GET /tcs/rest/profiles HTTP/1.1\r\n
User-Agent: Mozilla/4.0 (compatible; MSIE 6.0; Windows NT)\r\n
Accept: */*\r\n
Connection: Keep-Alive\r\n
Host: ws-test.xxx.com\r\n
Cookie: dtCookie=DBE9311E44E5C47902702DC762030583|TXlBcHB8MQ\r\n
\r\n
t=5921ms: 172-byte response headers for "https://ws-test.xxx.com/tcs/rest/profiles" (RelFrameId=1, Internal ID=2)
HTTP/1.1 401 Unauthorized\r\n
Date: Tue, 13 Oct 2015 19:19:22 GMT\r\n
Server: Apache-Coyote/1.1\r\n
Content-Type: application/json\r\n
Connection: close\r\n
Transfer-Encoding: chunked\r\n
\r\n
t=5922ms: 4-byte chunked response overhead for "https://ws-test.xxx.com/tcs/rest/profiles" (RelFrameId=1, Internal ID=2)
8b\r\n
t=5923ms: 139-byte chunked response body for "https://ws-test.xxx.com/tcs/rest/profiles" (RelFrameId=1, Internal ID=2)

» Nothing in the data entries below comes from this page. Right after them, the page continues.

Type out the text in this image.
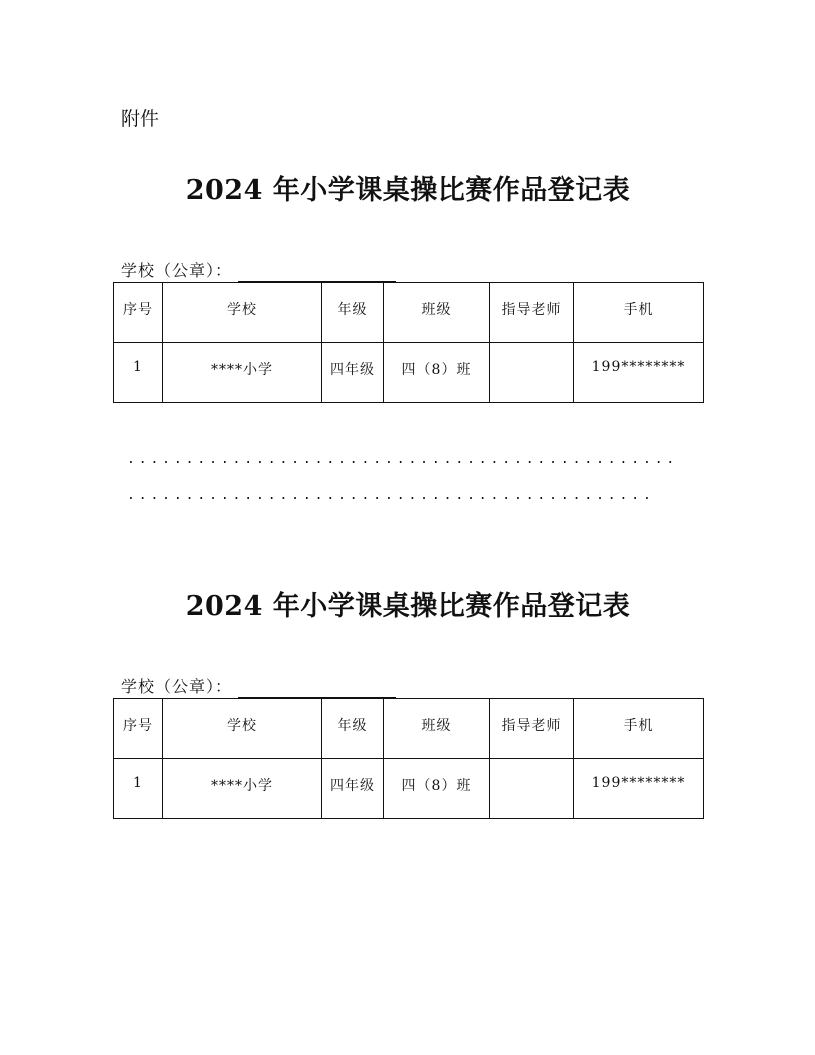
附件
2024 年小学课桌操比赛作品登记表
学校（公章）：
序号	学校	年级	班级	指导老师	手机
1	****小学	四年级	四（8）班		199********
...............................................
.............................................
2024 年小学课桌操比赛作品登记表
学校（公章）：
序号	学校	年级	班级	指导老师	手机
1	****小学	四年级	四（8）班		199********
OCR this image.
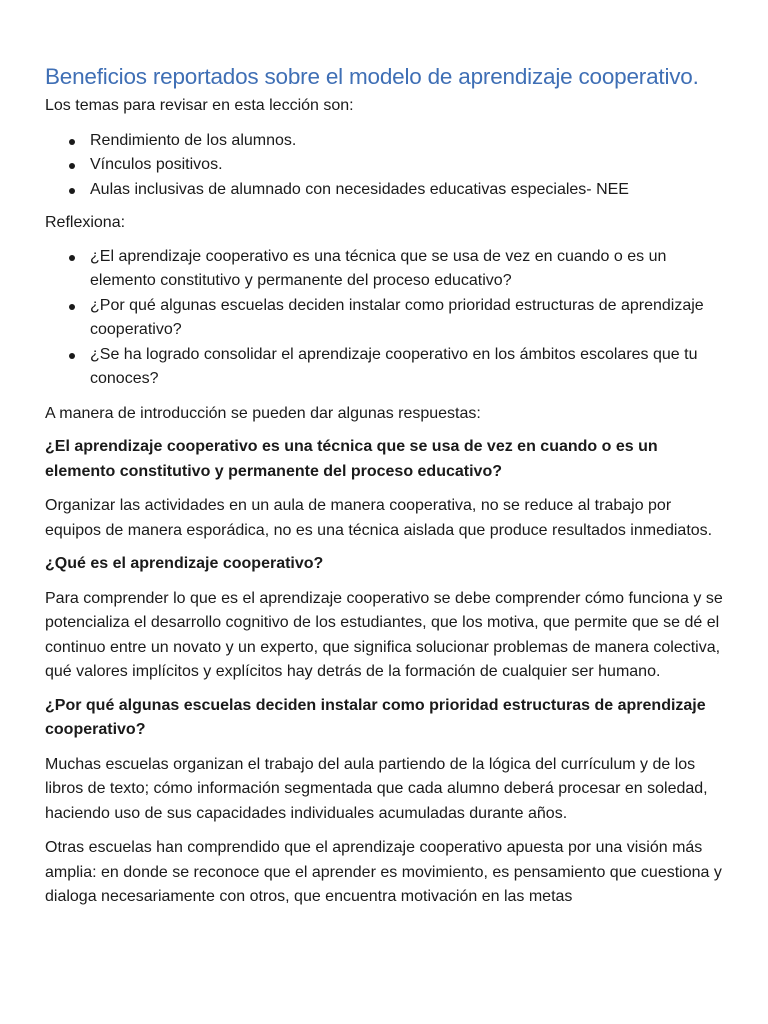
Beneficios reportados sobre el modelo de aprendizaje cooperativo.

Los temas para revisar en esta lección son:

Rendimiento de los alumnos.
Vínculos positivos.
Aulas inclusivas de alumnado con necesidades educativas especiales- NEE

Reflexiona:

¿El aprendizaje cooperativo es una técnica que se usa de vez en cuando o es un elemento constitutivo y permanente del proceso educativo?
¿Por qué algunas escuelas deciden instalar como prioridad estructuras de aprendizaje cooperativo?
¿Se ha logrado consolidar el aprendizaje cooperativo en los ámbitos escolares que tu conoces?

A manera de introducción se pueden dar algunas respuestas:

¿El aprendizaje cooperativo es una técnica que se usa de vez en cuando o es un elemento constitutivo y permanente del proceso educativo?

Organizar las actividades en un aula de manera cooperativa, no se reduce al trabajo por equipos de manera esporádica, no es una técnica aislada que produce resultados inmediatos.

¿Qué es el aprendizaje cooperativo?

Para comprender lo que es el aprendizaje cooperativo se debe comprender cómo funciona y se potencializa el desarrollo cognitivo de los estudiantes, que los motiva, que permite que se dé el continuo entre un novato y un experto, que significa solucionar problemas de manera colectiva, qué valores implícitos y explícitos hay detrás de la formación de cualquier ser humano.

¿Por qué algunas escuelas deciden instalar como prioridad estructuras de aprendizaje cooperativo?

Muchas escuelas organizan el trabajo del aula partiendo de la lógica del currículum y de los libros de texto; cómo información segmentada que cada alumno deberá procesar en soledad, haciendo uso de sus capacidades individuales acumuladas durante años.

Otras escuelas han comprendido que el aprendizaje cooperativo apuesta por una visión más amplia: en donde se reconoce que el aprender es movimiento, es pensamiento que cuestiona y dialoga necesariamente con otros, que encuentra motivación en las metas
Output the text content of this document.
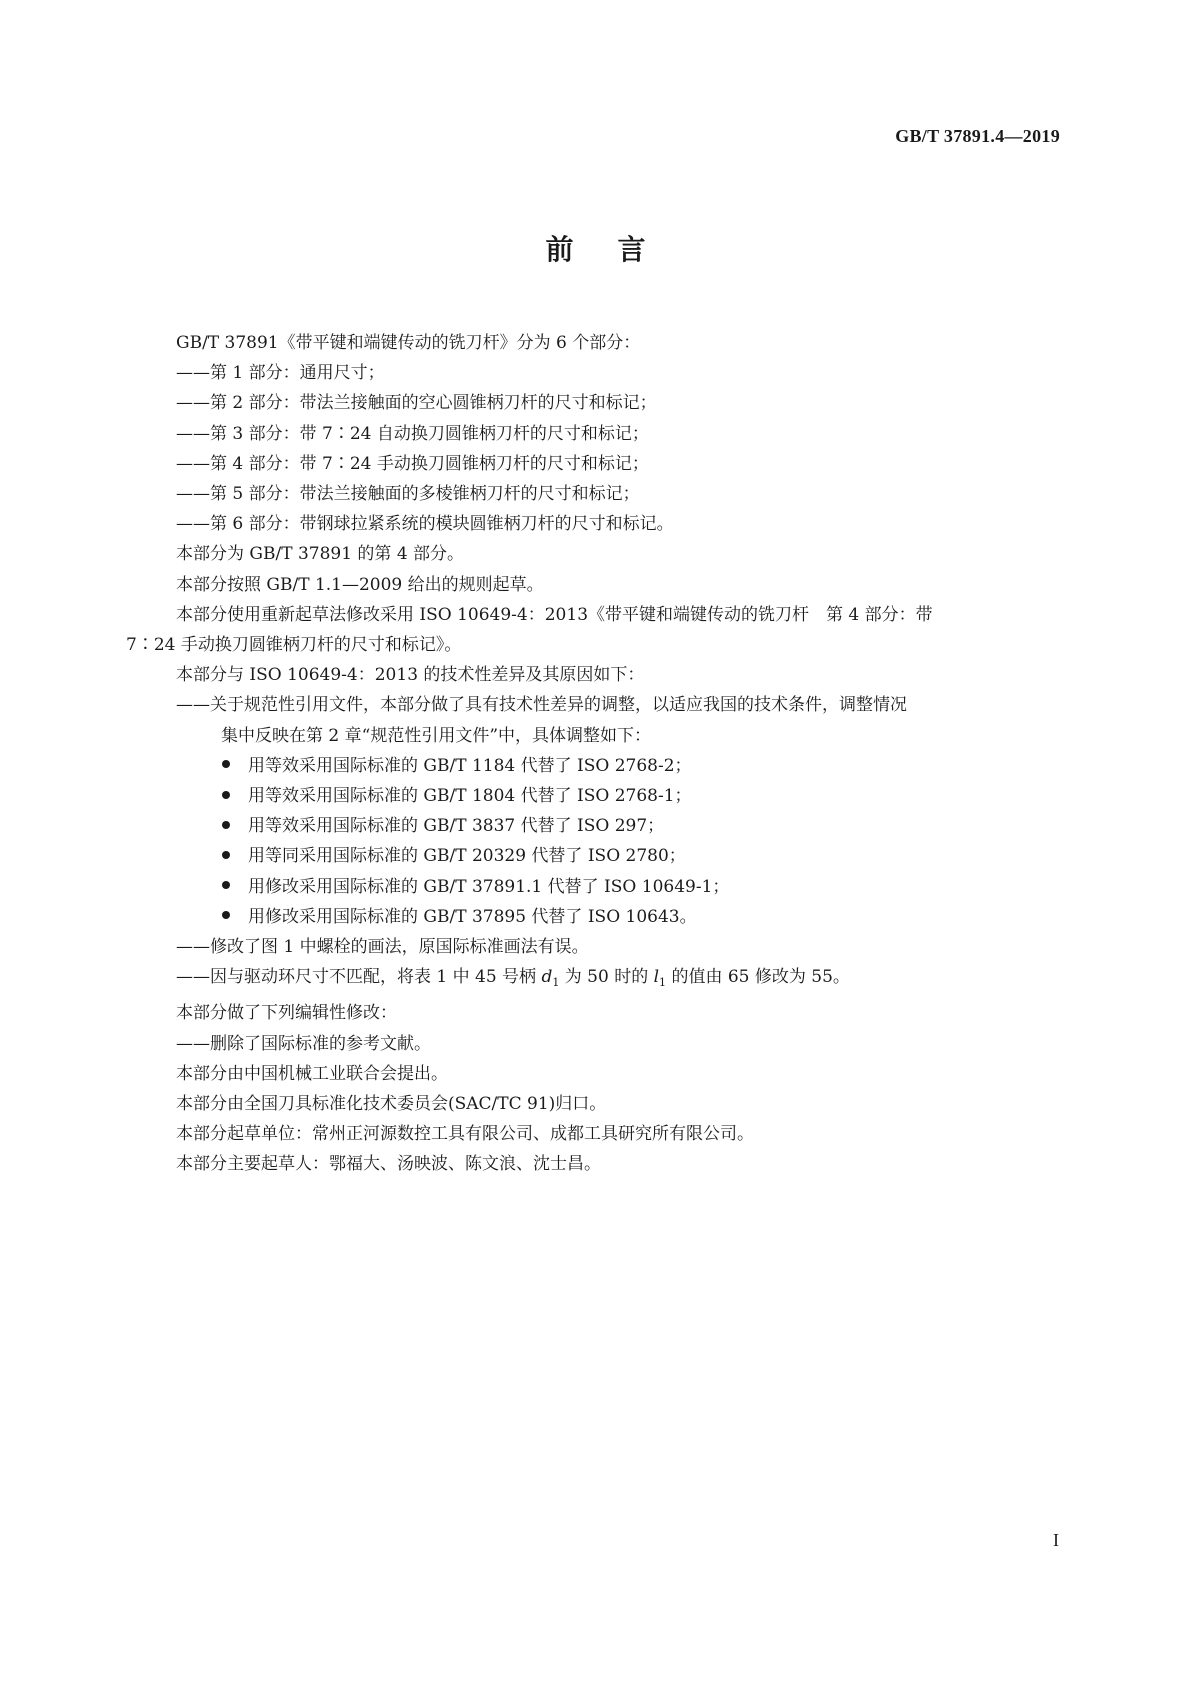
GB/T 37891.4—2019
前言

GB/T 37891《带平键和端键传动的铣刀杆》分为 6 个部分：

——第 1 部分：通用尺寸；

——第 2 部分：带法兰接触面的空心圆锥柄刀杆的尺寸和标记；

——第 3 部分：带 7∶24 自动换刀圆锥柄刀杆的尺寸和标记；

——第 4 部分：带 7∶24 手动换刀圆锥柄刀杆的尺寸和标记；

——第 5 部分：带法兰接触面的多棱锥柄刀杆的尺寸和标记；

——第 6 部分：带钢球拉紧系统的模块圆锥柄刀杆的尺寸和标记。

本部分为 GB/T 37891 的第 4 部分。

本部分按照 GB/T 1.1—2009 给出的规则起草。

本部分使用重新起草法修改采用 ISO 10649-4：2013《带平键和端键传动的铣刀杆　第 4 部分：带

7∶24 手动换刀圆锥柄刀杆的尺寸和标记》。

本部分与 ISO 10649-4：2013 的技术性差异及其原因如下：

——关于规范性引用文件，本部分做了具有技术性差异的调整，以适应我国的技术条件，调整情况

集中反映在第 2 章“规范性引用文件”中，具体调整如下：

用等效采用国际标准的 GB/T 1184 代替了 ISO 2768-2；

用等效采用国际标准的 GB/T 1804 代替了 ISO 2768-1；

用等效采用国际标准的 GB/T 3837 代替了 ISO 297；

用等同采用国际标准的 GB/T 20329 代替了 ISO 2780；

用修改采用国际标准的 GB/T 37891.1 代替了 ISO 10649-1；

用修改采用国际标准的 GB/T 37895 代替了 ISO 10643。

——修改了图 1 中螺栓的画法，原国际标准画法有误。

——因与驱动环尺寸不匹配，将表 1 中 45 号柄 $d_1$ 为 50 时的 $l_1$ 的值由 65 修改为 55。

本部分做了下列编辑性修改：

——删除了国际标准的参考文献。

本部分由中国机械工业联合会提出。

本部分由全国刀具标准化技术委员会(SAC/TC 91)归口。

本部分起草单位：常州正河源数控工具有限公司、成都工具研究所有限公司。

本部分主要起草人：鄂福大、汤映波、陈文浪、沈士昌。

I
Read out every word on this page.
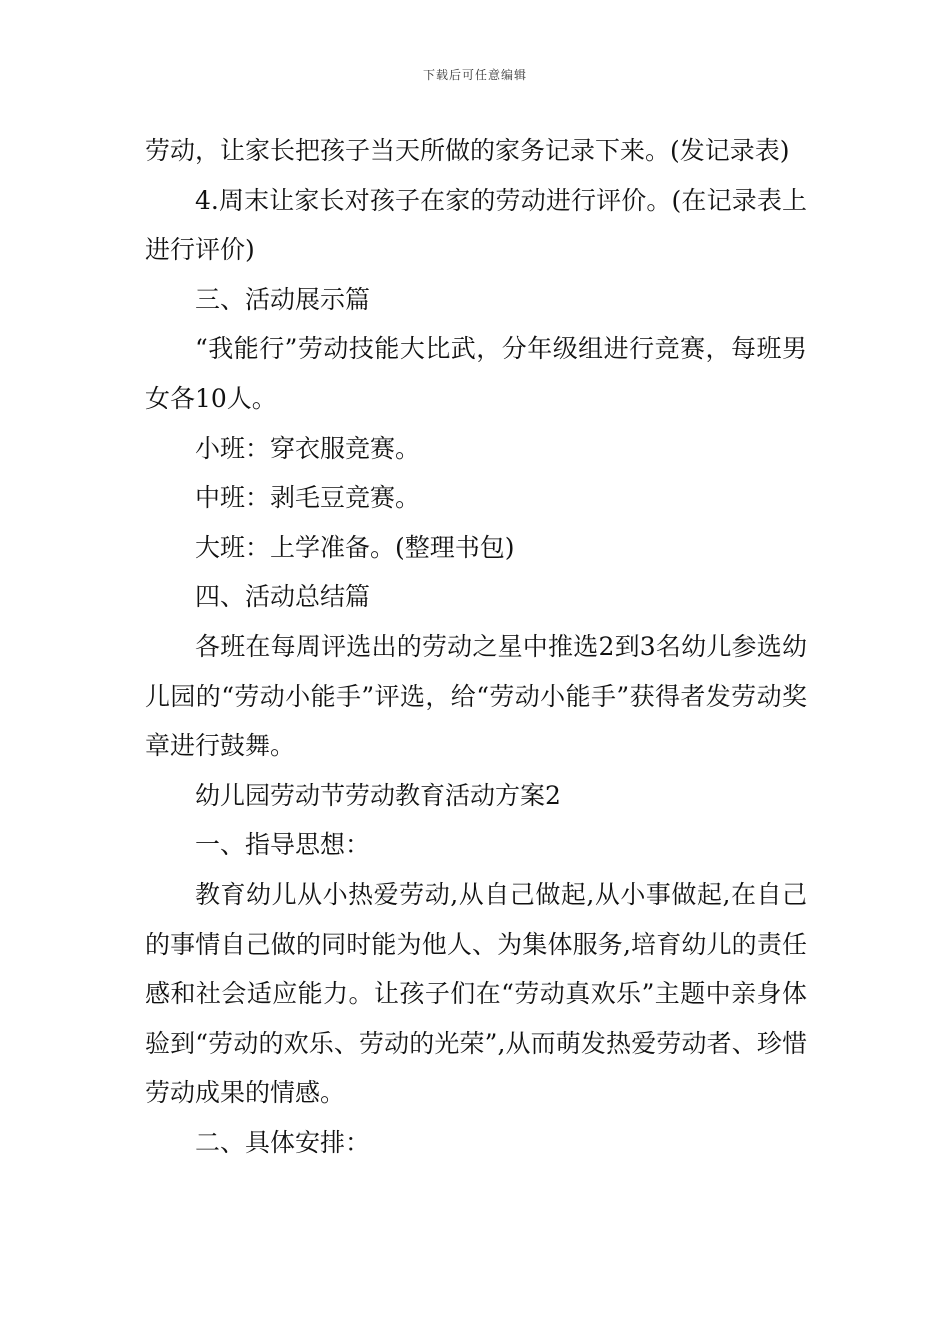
下载后可任意编辑

劳动，让家长把孩子当天所做的家务记录下来。(发记录表)

4.周末让家长对孩子在家的劳动进行评价。(在记录表上进行评价)

三、活动展示篇

“我能行”劳动技能大比武，分年级组进行竞赛，每班男女各10人。

小班：穿衣服竞赛。

中班：剥毛豆竞赛。

大班：上学准备。(整理书包)

四、活动总结篇

各班在每周评选出的劳动之星中推选2到3名幼儿参选幼儿园的“劳动小能手”评选，给“劳动小能手”获得者发劳动奖章进行鼓舞。

幼儿园劳动节劳动教育活动方案2

一、指导思想：

教育幼儿从小热爱劳动,从自己做起,从小事做起,在自己的事情自己做的同时能为他人、为集体服务,培育幼儿的责任感和社会适应能力。让孩子们在“劳动真欢乐”主题中亲身体验到“劳动的欢乐、劳动的光荣”,从而萌发热爱劳动者、珍惜劳动成果的情感。

二、具体安排：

{"errors":[{"message":"Authentication required to access endpoint","status":"401","code":"
NotAuthenticated","header":"Not Authenticated"}]}
I refereed this link.
My understanding from the above custom request , login is success but the next
subsequent requests are getting failed.
I have used web_cleanup_cookies() function but didn't solve the issue .
I tried to capture the Cookie ID using the below function
web_reg_save_param("COOKIE_ID",
"LR= Cookie: dtCookie=" ,
"RB= |TXlBcHB8MQ\r\n",
"Ord=All",
"RelFrameId=1",
"Search=All",
LAST);
web_add_header("Cookie",lr_eval_string("{COOKIE_ID}"));
Now question is where to place parameter "COOKIE_ID" in my script while there is
no value in script for COOKIE_ID?
How to handle this issue ? Can anybody please help me .
Please add below headers to the script
web_set_sockets_option("SSL_VERSION","TLS");
web_set_user("username", "password", "domain:portno" );
web_set_sockets_option("INITIAL_BASIC_AUTH","1");
In Vugen, Select snapshot view and compare both record and replay requests, suspecting there might be a missing of header in replay request.
If cookie is the only thing changing you can add it by using web_add_cookie function.